Jacqui insistia em me contar quão genial era o sexo com o Joey. Sexo,

pensei, repetindo mentalmente a palavra. Ter sexo. Impossível

imaginá-lo. Sentia-me muito morta, muito intumescida.

O curioso era que em que pese a ter a libido pelos chãos, entre meus

grandes pesares estava que Aidan e eu não tivéssemos tido mais sexo.

Praticávamo-lo o bastante, bom, o normal. Embora seja difícil determinar

o que é o normal, porque a maioria da gente está tão convencida de

que o resto o pratica pela manhã, pela tarde e de noite, que

mintam quanto à freqüência com que eles o fazem e inflam os

números. Evidentemente, as pessoas às que mintam sentem

então a necessidade de mentir também, e assim é impossível chegar à

verdade.

Em qualquer caso, Aidan e eu tínhamos sexo duas ou três vezes por

semana. Ao princípio, não obstante, era mas bem duas ou três vezes ao dia. Sei
que é impossível seguir assim indefinidamente, rasgando-as roupas,

tomando banho juntos, fazendo-o em lugares públicos e, em geral,

mostrando predisposição a todas as horas. Pareceríamos pó, não nos

ficariam botões na roupa e poderiam nos prender.

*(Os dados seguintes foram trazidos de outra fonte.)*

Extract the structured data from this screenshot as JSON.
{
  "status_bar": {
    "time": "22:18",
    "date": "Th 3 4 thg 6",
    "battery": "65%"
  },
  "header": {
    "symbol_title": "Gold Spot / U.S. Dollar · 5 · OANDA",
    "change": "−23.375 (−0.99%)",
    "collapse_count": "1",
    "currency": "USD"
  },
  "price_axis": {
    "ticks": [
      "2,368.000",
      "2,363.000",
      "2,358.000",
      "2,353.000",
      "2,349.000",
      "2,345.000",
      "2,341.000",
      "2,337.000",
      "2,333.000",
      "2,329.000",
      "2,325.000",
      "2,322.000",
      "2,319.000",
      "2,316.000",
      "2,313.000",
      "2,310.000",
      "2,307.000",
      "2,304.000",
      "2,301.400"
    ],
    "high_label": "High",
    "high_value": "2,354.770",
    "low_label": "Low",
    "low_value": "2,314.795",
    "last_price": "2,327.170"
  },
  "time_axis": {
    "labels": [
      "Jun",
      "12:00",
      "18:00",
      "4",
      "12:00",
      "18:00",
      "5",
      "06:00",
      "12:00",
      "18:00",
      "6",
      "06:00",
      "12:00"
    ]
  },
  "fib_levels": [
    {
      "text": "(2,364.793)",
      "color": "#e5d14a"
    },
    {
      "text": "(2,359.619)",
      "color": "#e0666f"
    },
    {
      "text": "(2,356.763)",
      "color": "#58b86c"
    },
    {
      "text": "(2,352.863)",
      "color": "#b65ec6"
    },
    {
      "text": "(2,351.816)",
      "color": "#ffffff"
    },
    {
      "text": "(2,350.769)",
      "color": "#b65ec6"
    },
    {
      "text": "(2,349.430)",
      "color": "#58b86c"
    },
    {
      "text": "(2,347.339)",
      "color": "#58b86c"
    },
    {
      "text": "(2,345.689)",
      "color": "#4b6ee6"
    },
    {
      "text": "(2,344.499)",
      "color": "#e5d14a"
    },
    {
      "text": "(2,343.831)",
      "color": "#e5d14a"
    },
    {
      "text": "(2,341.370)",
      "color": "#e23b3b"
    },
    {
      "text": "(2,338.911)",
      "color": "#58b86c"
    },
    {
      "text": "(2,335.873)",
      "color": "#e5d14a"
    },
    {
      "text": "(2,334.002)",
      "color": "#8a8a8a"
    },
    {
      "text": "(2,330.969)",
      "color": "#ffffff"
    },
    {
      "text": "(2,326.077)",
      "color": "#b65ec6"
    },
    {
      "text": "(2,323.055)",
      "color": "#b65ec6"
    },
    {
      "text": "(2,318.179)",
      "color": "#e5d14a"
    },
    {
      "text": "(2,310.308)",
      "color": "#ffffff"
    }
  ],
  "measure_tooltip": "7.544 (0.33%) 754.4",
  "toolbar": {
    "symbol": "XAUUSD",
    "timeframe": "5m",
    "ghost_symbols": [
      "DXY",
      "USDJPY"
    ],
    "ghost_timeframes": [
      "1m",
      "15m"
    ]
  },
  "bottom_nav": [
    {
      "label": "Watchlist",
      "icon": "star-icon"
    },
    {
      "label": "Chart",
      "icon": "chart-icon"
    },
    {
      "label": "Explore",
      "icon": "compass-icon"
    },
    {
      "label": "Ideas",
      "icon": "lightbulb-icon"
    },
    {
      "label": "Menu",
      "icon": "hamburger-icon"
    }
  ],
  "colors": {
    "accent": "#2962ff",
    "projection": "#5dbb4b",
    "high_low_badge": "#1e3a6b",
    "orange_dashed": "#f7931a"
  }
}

Por desgraça, nunca fizemos nada excessivamente atrevido, tudo era

bastante normal. Mas pode que as perversões não se dêem ao princípio.

Pode que primeiro tenha que acontecer o sexo normal e logo,

transcorridos dez anos, mude a um bairro residencial e te encontre

na medula de um desenfreado e desinhibido intercâmbio de casais.

O que mais me doía eram as muitas oportunidades que havia

desperdiçado: quase todas as manhãs de minha vida com ele. Quando nos

preparávamos para ir ao trabalho, Aidan passeava em couros pela casa,

a pele ainda úmida pela ducha e o passarinho pendurando. Eu passava a

toda pressa por seu lado procurando o desodorante ou a escova, reparava

distraídamente em seu traseiro escuro e no oco que se formava nos

flancos de suas coxas e me dizia: "Deus, está para comer-lhe Mas ao

instante me punha a pensar em algo como: "Ainda não lhe pus tampas

às botas, terei que me pôr outros sapatos e chegarei tarde."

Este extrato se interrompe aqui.